Bubble – The Constant Moment
This project consists of a giant bubble that lasts for around 12 hours and is five meters in diameter. This is achieved using specially engineered film and climate control systems (which are undoubtedly digital in nature). Although I found the site of the firm that did the climate control, http://www.transsolar.com/, I was unable to find any specific information about how this was achieved (I sent some emails, so hopefully I will find out soon). The engineering behind must be pretty insane and I think it is rather fascinating to think about. For example: what is happening molecularly that allows the membrane to last so long? Is it even using water, or is it composed of some polymer? How is it kept aloft (maybe filled with helium and air)? Also, what does it mean to create a system that is artificially prolonged beyond typical human experience?
http://en.aros.dk/about-aros/press/2012/exhibition-2013/ (scroll down to see blurb about artwork)

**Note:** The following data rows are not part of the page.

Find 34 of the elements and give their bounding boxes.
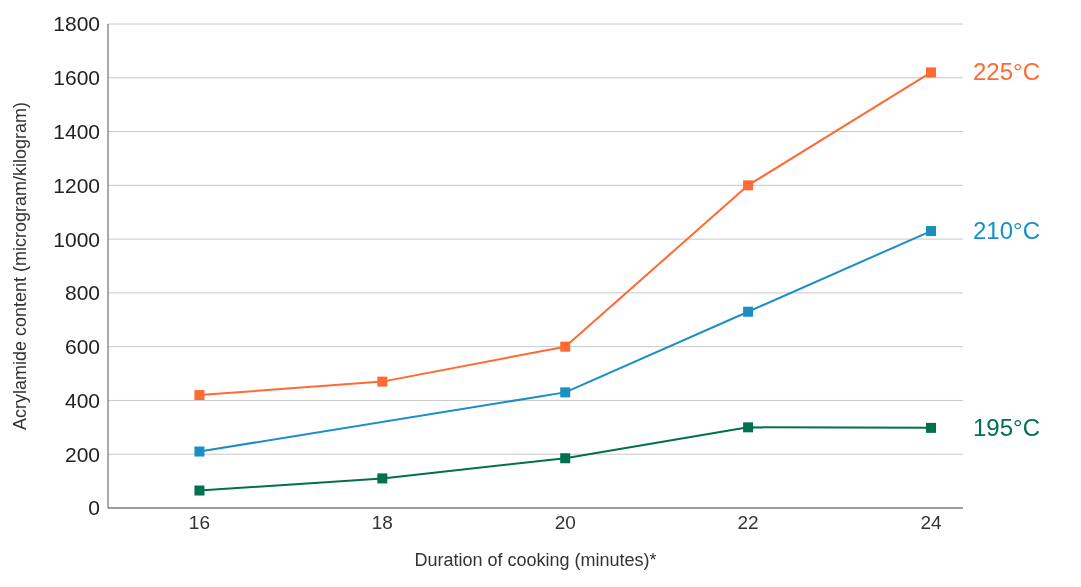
y-tick-label: 1400 [53, 120, 100, 144]
x-tick-label: 24 [920, 512, 942, 534]
y-tick-label: 1800 [53, 12, 100, 36]
y-tick-label: 1000 [53, 227, 100, 251]
y-tick-label: 600 [64, 335, 100, 359]
point [926, 226, 936, 237]
x-tick-label: 22 [737, 512, 759, 534]
point [743, 422, 754, 433]
y-tick-label: 200 [64, 442, 100, 466]
point [194, 390, 205, 401]
point [194, 485, 205, 496]
y-tick-label: 800 [64, 281, 100, 305]
point [560, 341, 571, 352]
y-tick-label: 400 [64, 388, 100, 412]
point [926, 67, 936, 78]
y-axis-title: Acrylamide content (microgram/kilogram) [10, 101, 31, 431]
y-tick-label: 1600 [53, 66, 100, 90]
point [743, 306, 754, 317]
series-label: 225°C [972, 58, 1040, 86]
point [560, 453, 571, 464]
x-tick-label: 18 [371, 512, 393, 534]
x-axis-title: Duration of cooking (minutes)* [414, 550, 657, 570]
point [194, 446, 205, 457]
x-tick-label: 16 [188, 512, 211, 534]
point [377, 376, 388, 387]
series-label: 195°C [972, 413, 1040, 441]
point [560, 387, 571, 398]
series-label: 210°C [972, 217, 1040, 245]
point [743, 180, 754, 191]
point [926, 422, 936, 433]
x-tick-label: 20 [554, 512, 576, 534]
y-tick-label: 0 [88, 496, 100, 520]
y-tick-label: 1200 [53, 173, 100, 197]
point [377, 473, 388, 484]
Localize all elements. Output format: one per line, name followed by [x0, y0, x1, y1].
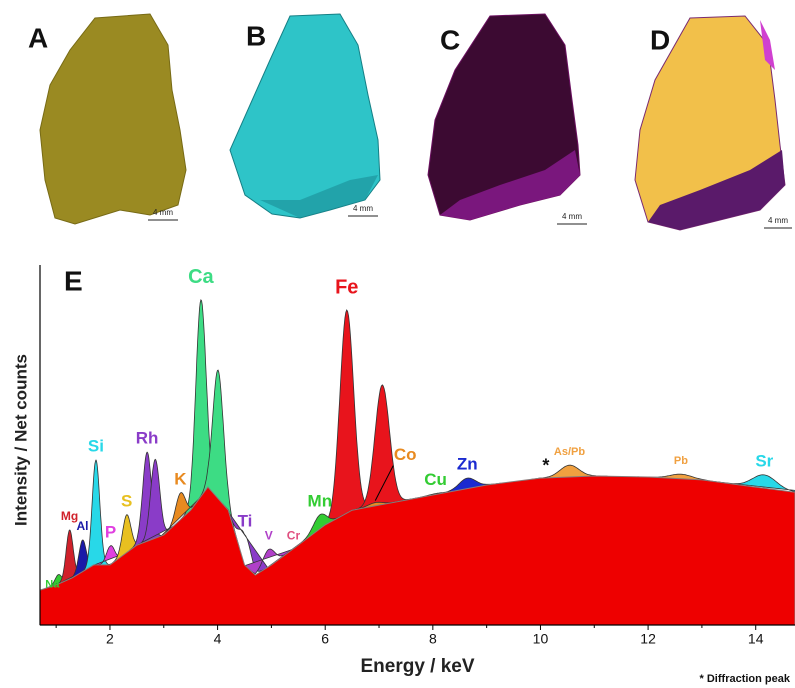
scale-label: 4 mm: [353, 204, 373, 213]
peak-label: Fe: [335, 276, 358, 298]
x-tick-label: 6: [321, 631, 329, 647]
peak-label: Cu: [424, 470, 447, 489]
scale-label: 4 mm: [153, 208, 173, 217]
peak-label: Pb: [674, 455, 688, 467]
scale-label: 4 mm: [562, 212, 582, 221]
peak-label: Sr: [755, 451, 773, 470]
peak-label: Mn: [308, 491, 333, 510]
x-tick-label: 8: [429, 631, 437, 647]
peak-label: Zn: [457, 455, 478, 474]
peak-label: V: [265, 529, 273, 543]
panel-label: B: [246, 20, 266, 51]
peak-label: Co: [394, 445, 417, 464]
figure: A B C D 4 mm 4 mm 4 mm 4 mm CaFeNaMgAlSi…: [0, 0, 795, 688]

This is a project that takes children’s drawings and converts them into three dimensional models with the drawings as textures. These models are then printed out using sandstone (which allows for coloration). The process involves selecting a contour, using the contour to inflate (in a simulation) a mesh and further smooth the mesh using physics relaxation. This is an awesome idea. Except that kids cannot play with there creations. This is probably because the sandstone is fragile and not a good thing to eat. Given the current technology (with very few color 3d printer methods available) this is somewhat unavoidable. However, it is still disappointing that the kids are unable to play with there own creations. Making mementos for there parents is fine, but the power of this concept is giving kids a new mode of creation. If kids cannot use there own creations, it looses value as a tool. (I guess this falls under surprised, since it looks so kid friendly but really isn’t).
A person wears EEG brain wave sensor. The device lifts the person depending on his or her level of concentration. In addition, it creates increasing amounts of distracting stimuli as the person rises, thus increasing the challenge. While this may not be amazing to watch, indeed rather disappointing I find it compelling. Coupling concentration tasks with something as simple (well probably not simple in the technical sense) as being lifted vertically is ingenious. I remember imagining that I could fly using my mind as a child, and without a doubt one of the most insane lucid dream experiences is flying. In the case of dreaming the mind really does seem to control flight. So it is almost a realization of dreams, this device that lets one “fly” using the mind. I would like to try it. Hopefully its more fun to do than it is to watch.